Due to the consecutive stages and the coupling caps involved, the phase behaviour is worse than concertina or LTP, too, and obviously it cannot be the same for both "paths" after the splitter. This might add to stability problems with gNFB, which are hard to tame since the phase errors are not symmetrical after the splitter.

Summing up, I guess paraphase was popular mostly because of its high gain and because it doesn´t need additional -ve voltage (or CCS) or elevated heaters, and so on, to get reasonable performance.

Tom
 
Yes. The paraphase phase splitter does seem easy (and inexpensive) to implement, but the thought of the upper and lower resultant portions of my waves going through different amounts of circuitry doesnt sit well.

The frequency extremes may also exhibit differing levels of phase shift.
 
Works for me

I've used it and it seems to work fine for me. Here is a quote from Joseph Diamond, a development engineer for UTC from days goneby, re the circuit as used in his amplifier design,

"The phase inverter used is of the paraphase or anode follower type, and is difficult to surpass. For high frequency applications this circuit has given excellent balance to 1 megacycle."

This refering to a 6SL7 used as input volt amp and paraphase splitter. I will note that my design was a two stage with no feedback and Diamonds was a three stage with local feedback between the power and driver stages but no feedback to the splitter/input.

Easy enough to try, then you can form your own opinion.

Michael
 
... the thought of the upper and lower resultant portions of my waves going through different amounts of circuitry doesnt sit well.

I've heard this argument before, but it seems to me that a LTP does the same thing when only one grid is driven. The 'undriven' side is running as a grounded grid (which is not the same mode of operation as the driven side) and gets its signal only after it passes through the driven side.

I admit that the LTP looks a whole lot more elegant and somehow more balanced than the paraphase on paper. It almost certainly produces more symmetric outputs if a CCS is used as a tail. If that's what you're going for then the LTP is the obvious choice.

Incidentally, I have tried the paraphase and found it sounded surprisingly good despite its apparent warts.

-- Dave
 
Dave Cigna said:


Incidentally, I have tried the paraphase and found it sounded surprisingly good despite its apparent warts.

-- Dave


I agree. The bonus is a 3 stage amp. Most of the para designs worked with an ECC83 which I basically loathe. Short of a complete bench redesign, has anyone tried it with a better tube ?

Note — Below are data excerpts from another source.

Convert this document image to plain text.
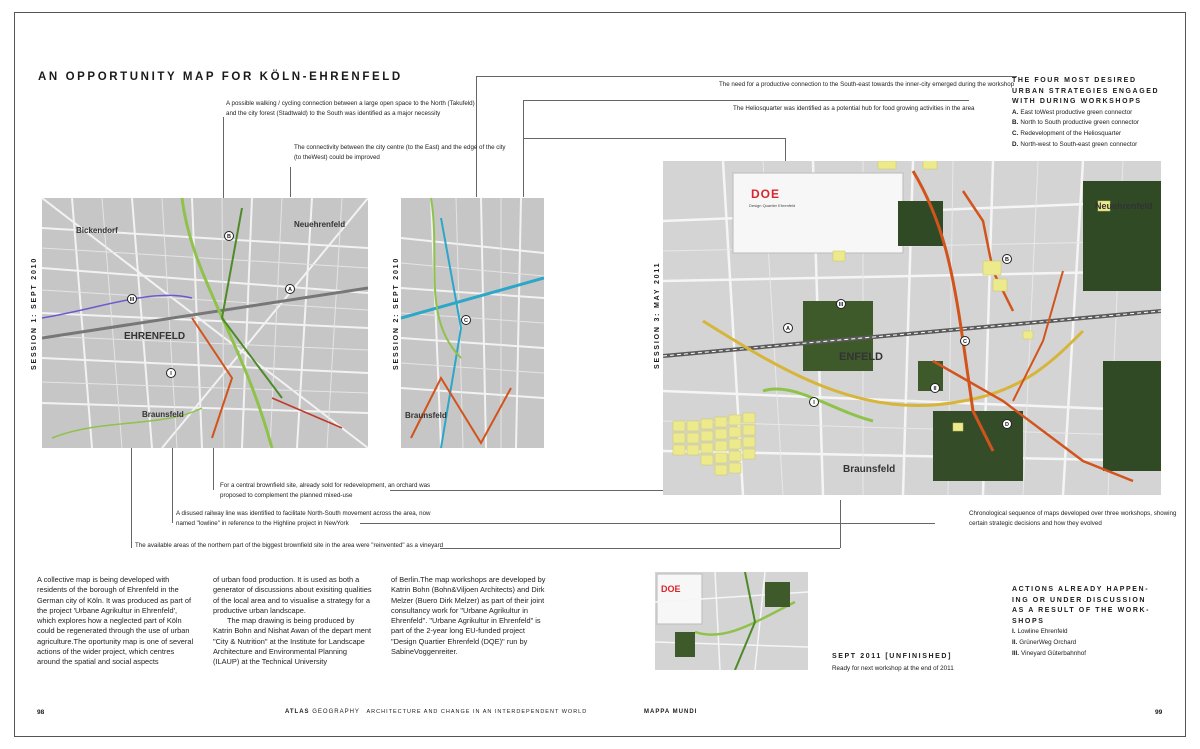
AN OPPORTUNITY MAP FOR KÖLN-EHRENFELD
A possible walking / cycling connection between a large open space to the North (Takufeld)
and the city forest (Stadtwald) to the South was identified as a major necessity
The connectivity between the city centre (to the East) and the edge of the city
(to theWest) could be improved
The need for a productive connection to the South-east towards the inner-city emerged during the workshop
The Heliosquarter was identified as a potential hub for food growing activities in the area
For a central brownfield site, already sold for redevelopment, an orchard was
proposed to complement the planned mixed-use
A disused railway line was identified to facilitate North-South movement across the area, now
named "lowline" in reference to the Highline project in NewYork
The available areas of the northern part of the biggest brownfield site in the area were "reinvented" as a vineyard
Chronological sequence of maps developed over three workshops, showing
certain strategic decisions and how they evolved
SESSION 1: SEPT 2010	SESSION 2: SEPT 2010	SESSION 3: MAY 2011
Bickendorf
Neuehrenfeld
EHRENFELD
Braunsfeld
B
A
III
I
Braunsfeld
C
DOE
Design Quartier Ehrenfeld	Neuehrenfeld
ENFELD
Braunsfeld
A
B
C
D
I
II
III
THE FOUR MOST DESIRED
URBAN STRATEGIES ENGAGED
WITH DURING WORKSHOPS
A. East toWest productive green connector
B. North to South productive green connector
C. Redevelopment of the Heliosquarter
D. North-west to South-east green connector

A collective map is being developed with residents of the borough of Ehrenfeld in the German city of Köln. It was produced as part of the project 'Urbane Agrikultur in Ehrenfeld', which explores how a neglected part of Köln could be regenerated through the use of urban agriculture.The oportunity map is one of several actions of the wider project, which centres around the spatial and social aspects

of urban food production. It is used as both a generator of discussions about exisiting qualities of the local area and to visualise a strategy for a productive urban landscape.

The map drawing is being produced by Katrin Bohn and Nishat Awan of the depart ment "City & Nutrition" at the Institute for Landscape Architecture and Environmental Planning (ILAUP) at the Technical University

of Berlin.The map workshops are developed by Katrin Bohn (Bohn&Viljoen Architects) and Dirk Melzer (Buero Dirk Melzer) as part of their joint consultancy work for "Urbane Agrikultur in Ehrenfeld". "Urbane Agrikultur in Ehrenfeld" is part of the 2-year long EU-funded project "Design Quartier Ehrenfeld (DQE)" run by SabineVoggenreiter.

DOE
SEPT 2011 [UNFINISHED]
Ready for next workshop at the end of 2011
ACTIONS ALREADY HAPPEN-
ING OR UNDER DISCUSSION
AS A RESULT OF THE WORK-
SHOPS
I. Lowline Ehrenfeld
II. GrünerWeg Orchard
III. Vineyard Güterbahnhof
98	ATLAS GEOGRAPHY ARCHITECTURE AND CHANGE IN AN INTERDEPENDENT WORLD	MAPPA MUNDI	99
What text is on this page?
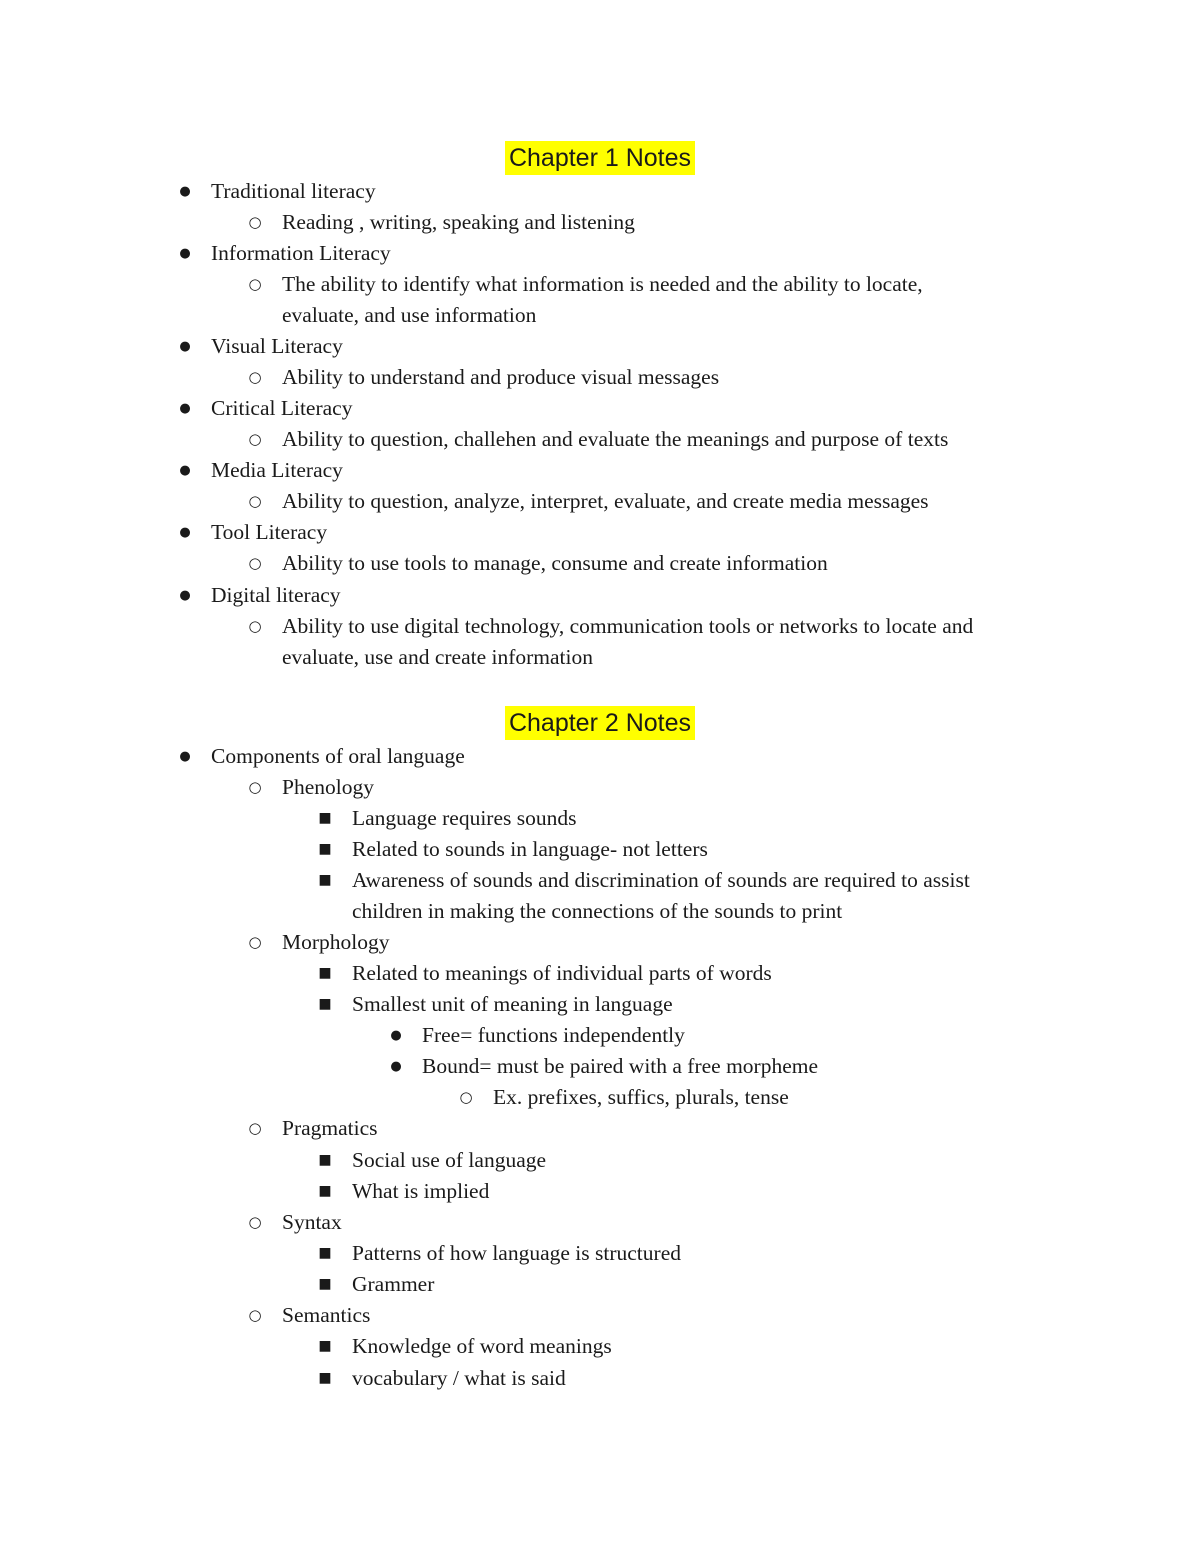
Chapter 1 Notes
● Traditional literacy
○ Reading , writing, speaking and listening
● Information Literacy
○ The ability to identify what information is needed and the ability to locate,
evaluate, and use information
● Visual Literacy
○ Ability to understand and produce visual messages
● Critical Literacy
○ Ability to question, challehen and evaluate the meanings and purpose of texts
● Media Literacy
○ Ability to question, analyze, interpret, evaluate, and create media messages
● Tool Literacy
○ Ability to use tools to manage, consume and create information
● Digital literacy
○ Ability to use digital technology, communication tools or networks to locate and
evaluate, use and create information
Chapter 2 Notes
● Components of oral language
○ Phenology
■ Language requires sounds
■ Related to sounds in language- not letters
■ Awareness of sounds and discrimination of sounds are required to assist
children in making the connections of the sounds to print
○ Morphology
■ Related to meanings of individual parts of words
■ Smallest unit of meaning in language
● Free= functions independently
● Bound= must be paired with a free morpheme
○ Ex. prefixes, suffics, plurals, tense
○ Pragmatics
■ Social use of language
■ What is implied
○ Syntax
■ Patterns of how language is structured
■ Grammer
○ Semantics
■ Knowledge of word meanings
■ vocabulary / what is said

The 7199 is a good runner for cathodyne but I find pentodes fussy to setup between makes and despite lower gain behave better strapped as triodes.
 
Dave Cigna said:

I've heard this argument before, but it seems to me that a LTP does the same thing when only one grid is driven.
-- Dave

Yes, it _seems_ that way. The other triode is driven by its cathode, which is using the same resistor as the first triode. They are intimately connected. I feel this intimate connection is the phenomena that makes local feedback a different proposition to global.

I have used the Williamson phase splitter before. This is a standard split load phase splitter followed by a pair of otherwise independent voltage amps that share a tad of cathode feedback. Elegant, fairly simple in design, even if it takes a couple of extra triodes, and it drives well.
 
oops

OK guys, I have to fess up. I was wrong on both points. First, Mr. Diamond did take overall feedback to the cathode of the first section of the 6SL7. Second, my build is actually a sort of funky hybrid. It uses a 6N7, a twin triode with the cathode common to both sections, and the cathode resistor is only partially bypassed. So I guess you could say it is a short tailed paraphase inverter. Try it you'll like it.